Respiratory function, evaluation, and interventions in individuals with facioscapulohumeral muscular dystrophy in MD STARnet


Clinical Management

Poster Number: 26


Kristin Conway, PhD, University of Iowa, Jonathan Suhl, PhD, University of Iowa, Amy Moore, PhD, RTI International, Joyce Alese, Centers for Disease Control and Prevention, Paul Romitti, PhD, University of Iowa, Katherine Mathews, MD, FAAN, University of Iowa

Background and Objectives
There are few large studies describing the frequency and associations of respiratory complications of facioscapulohumeral muscular dystrophy (FSHD). Using data from the population-based Muscular Dystrophy Surveillance, Tracking, and Research Network (MD STARnet), we examined respiratory testing and clinical disease characteristics in FSHD.
Individuals with confirmed FSHD during 2008-2016 who received clinical care in a MD STARnet surveillance area (CO/IA/NC/NY/SC/UT) were included. Frequencies and proportions were calculated for selected outpatient respiratory assessments: evaluation by a pulmonologist, respiratory therapist, or sleep specialist (yes/no), and documented pulmonary function testing [PFT (yes/no)], including forced vital capacity (FVC), inspiratory/expiratory pressure (MIP/MEP), and sleep study.
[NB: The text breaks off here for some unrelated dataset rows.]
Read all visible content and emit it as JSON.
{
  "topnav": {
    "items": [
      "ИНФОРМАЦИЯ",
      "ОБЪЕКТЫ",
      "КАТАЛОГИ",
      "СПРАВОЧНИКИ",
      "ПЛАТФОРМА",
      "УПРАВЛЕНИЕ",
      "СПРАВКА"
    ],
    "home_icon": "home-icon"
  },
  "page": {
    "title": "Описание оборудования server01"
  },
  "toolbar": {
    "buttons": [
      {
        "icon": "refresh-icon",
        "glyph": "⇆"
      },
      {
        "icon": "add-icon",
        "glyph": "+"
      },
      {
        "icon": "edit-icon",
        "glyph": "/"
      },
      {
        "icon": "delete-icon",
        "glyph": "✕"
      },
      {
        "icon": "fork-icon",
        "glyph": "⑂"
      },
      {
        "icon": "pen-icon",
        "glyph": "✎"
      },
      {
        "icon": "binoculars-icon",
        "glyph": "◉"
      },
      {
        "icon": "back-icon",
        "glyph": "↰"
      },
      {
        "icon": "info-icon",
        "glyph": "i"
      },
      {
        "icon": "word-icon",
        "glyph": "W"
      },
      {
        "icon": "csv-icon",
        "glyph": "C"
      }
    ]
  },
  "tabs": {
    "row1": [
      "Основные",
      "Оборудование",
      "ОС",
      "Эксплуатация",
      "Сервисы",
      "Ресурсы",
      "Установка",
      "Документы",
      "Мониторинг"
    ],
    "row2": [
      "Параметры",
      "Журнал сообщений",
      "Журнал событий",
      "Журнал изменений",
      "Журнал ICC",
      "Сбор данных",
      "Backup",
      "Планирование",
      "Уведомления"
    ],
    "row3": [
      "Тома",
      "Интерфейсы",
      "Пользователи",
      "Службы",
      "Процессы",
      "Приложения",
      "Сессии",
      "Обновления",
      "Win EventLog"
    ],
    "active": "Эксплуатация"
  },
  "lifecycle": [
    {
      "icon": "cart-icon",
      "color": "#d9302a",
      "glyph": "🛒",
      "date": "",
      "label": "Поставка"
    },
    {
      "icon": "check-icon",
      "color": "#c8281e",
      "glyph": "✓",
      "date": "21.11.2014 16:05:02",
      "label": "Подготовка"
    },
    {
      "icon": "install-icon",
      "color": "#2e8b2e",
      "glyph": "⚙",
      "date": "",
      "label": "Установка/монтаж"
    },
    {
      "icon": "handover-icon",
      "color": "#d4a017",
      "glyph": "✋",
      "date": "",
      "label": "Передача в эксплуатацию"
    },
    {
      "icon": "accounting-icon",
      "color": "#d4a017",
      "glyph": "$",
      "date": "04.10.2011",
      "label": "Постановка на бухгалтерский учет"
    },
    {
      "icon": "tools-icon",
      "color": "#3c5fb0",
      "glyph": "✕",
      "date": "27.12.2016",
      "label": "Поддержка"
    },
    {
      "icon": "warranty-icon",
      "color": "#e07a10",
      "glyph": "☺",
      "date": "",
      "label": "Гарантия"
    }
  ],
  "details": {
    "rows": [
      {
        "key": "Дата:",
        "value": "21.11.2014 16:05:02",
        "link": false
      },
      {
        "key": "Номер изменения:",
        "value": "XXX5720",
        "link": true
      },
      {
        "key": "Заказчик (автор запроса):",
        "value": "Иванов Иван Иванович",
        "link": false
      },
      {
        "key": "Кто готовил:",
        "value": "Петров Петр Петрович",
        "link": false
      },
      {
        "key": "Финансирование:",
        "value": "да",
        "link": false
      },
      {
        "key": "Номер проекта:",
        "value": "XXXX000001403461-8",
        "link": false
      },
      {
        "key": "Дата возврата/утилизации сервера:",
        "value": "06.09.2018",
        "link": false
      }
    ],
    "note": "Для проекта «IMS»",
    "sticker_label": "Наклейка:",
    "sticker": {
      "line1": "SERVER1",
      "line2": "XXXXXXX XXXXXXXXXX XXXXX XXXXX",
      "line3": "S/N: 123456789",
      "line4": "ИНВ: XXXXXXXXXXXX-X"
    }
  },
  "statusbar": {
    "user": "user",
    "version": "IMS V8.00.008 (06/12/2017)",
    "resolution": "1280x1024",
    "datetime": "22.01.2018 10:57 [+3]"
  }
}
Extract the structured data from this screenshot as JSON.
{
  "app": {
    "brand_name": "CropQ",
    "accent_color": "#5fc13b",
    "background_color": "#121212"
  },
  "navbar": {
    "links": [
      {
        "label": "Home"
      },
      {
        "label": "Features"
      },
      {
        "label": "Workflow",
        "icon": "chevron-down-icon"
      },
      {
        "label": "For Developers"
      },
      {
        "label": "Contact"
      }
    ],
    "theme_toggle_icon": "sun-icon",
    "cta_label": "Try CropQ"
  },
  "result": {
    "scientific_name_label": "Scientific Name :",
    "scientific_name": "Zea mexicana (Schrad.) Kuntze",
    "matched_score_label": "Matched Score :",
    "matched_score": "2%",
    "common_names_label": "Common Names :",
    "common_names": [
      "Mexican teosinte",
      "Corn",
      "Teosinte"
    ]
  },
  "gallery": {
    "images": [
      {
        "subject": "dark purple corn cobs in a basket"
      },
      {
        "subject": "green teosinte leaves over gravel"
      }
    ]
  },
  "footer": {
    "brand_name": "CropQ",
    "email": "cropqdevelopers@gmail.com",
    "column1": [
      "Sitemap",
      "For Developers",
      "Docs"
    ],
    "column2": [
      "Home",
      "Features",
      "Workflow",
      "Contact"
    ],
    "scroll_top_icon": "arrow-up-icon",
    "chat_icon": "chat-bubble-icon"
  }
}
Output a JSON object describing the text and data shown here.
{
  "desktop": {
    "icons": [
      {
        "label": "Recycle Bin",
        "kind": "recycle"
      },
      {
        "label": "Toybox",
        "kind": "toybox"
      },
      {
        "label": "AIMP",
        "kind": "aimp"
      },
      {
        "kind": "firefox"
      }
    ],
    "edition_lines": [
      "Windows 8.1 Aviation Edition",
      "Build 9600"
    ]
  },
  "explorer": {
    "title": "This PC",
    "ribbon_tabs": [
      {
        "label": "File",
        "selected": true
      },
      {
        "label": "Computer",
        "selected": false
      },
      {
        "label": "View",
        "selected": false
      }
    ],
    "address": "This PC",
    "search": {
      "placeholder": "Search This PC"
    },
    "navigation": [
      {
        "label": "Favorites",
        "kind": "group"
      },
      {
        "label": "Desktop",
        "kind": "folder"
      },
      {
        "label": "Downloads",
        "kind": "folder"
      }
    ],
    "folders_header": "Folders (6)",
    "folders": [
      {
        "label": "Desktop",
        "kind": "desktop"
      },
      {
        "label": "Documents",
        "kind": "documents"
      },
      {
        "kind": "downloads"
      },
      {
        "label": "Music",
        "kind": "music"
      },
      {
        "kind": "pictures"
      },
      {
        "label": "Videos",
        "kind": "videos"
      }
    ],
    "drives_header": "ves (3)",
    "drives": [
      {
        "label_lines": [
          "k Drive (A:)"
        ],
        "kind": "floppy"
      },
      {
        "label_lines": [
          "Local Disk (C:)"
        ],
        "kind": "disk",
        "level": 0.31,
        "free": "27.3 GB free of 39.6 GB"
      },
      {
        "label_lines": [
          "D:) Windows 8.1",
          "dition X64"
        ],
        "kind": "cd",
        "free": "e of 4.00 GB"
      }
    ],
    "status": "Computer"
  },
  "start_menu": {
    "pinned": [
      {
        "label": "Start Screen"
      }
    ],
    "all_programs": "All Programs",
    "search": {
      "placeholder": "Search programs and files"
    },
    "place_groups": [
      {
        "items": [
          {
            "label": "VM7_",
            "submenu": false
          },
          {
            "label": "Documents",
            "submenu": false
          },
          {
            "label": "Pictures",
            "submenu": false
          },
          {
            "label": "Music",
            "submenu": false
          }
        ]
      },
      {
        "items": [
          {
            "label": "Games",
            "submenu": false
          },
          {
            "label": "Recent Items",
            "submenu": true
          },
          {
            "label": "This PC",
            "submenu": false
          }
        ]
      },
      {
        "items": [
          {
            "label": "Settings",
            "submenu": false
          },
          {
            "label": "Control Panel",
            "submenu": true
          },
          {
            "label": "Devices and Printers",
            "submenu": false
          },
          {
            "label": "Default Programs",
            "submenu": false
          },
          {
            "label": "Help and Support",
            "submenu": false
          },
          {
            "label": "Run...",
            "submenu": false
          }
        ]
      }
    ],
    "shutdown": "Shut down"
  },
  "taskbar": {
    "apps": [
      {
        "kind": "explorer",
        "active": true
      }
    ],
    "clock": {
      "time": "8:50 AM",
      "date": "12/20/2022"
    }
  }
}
We compiled all abnormal test results defined as FVC <80%/<50%/<30% predicted or absolute FVC <1L, MIP <60 cmH2O and MEP <-80 cmH2O, and nocturnal hypoventilation as noted on sleep study. We also recorded respiratory interventions (NIV, O2, tracheostomy). Frequencies were examined relative to disease characteristics (FSHD type, onset age, non-ambulatory status, scoliosis, lordosis), presence/absence of obesity, and length of follow-up in MD STARnet. Results Of 170 individuals with FSHD, 25 (14.7%) were evaluated by any respiratory specialist and 34 (20.0%) underwent PFT. FVC<80% predicted (n=22) was recorded for 64.7% of individuals tested; additional respiratory outcomes examined were rare among all individuals (<5%). Sleep studies and any respiratory intervention were infrequent (14.7% each). Frequency of evaluations and documented respiratory insufficiency were higher among those with childhood onset FSHD, scoliosis or lordosis, non-ambulatory status, and >4 years of follow-up.
Our observed low rates of respiratory testing among all confirmed cases of FSHD but relatively high rates of mild respiratory insufficiency among those tested may suggest individuals at highest risk of respiratory compromise are receiving testing. Broad implementation of the current FSHD guidelines recommending all individuals receive baseline respiratory evaluation at diagnosis could identify more respiratory insufficiency.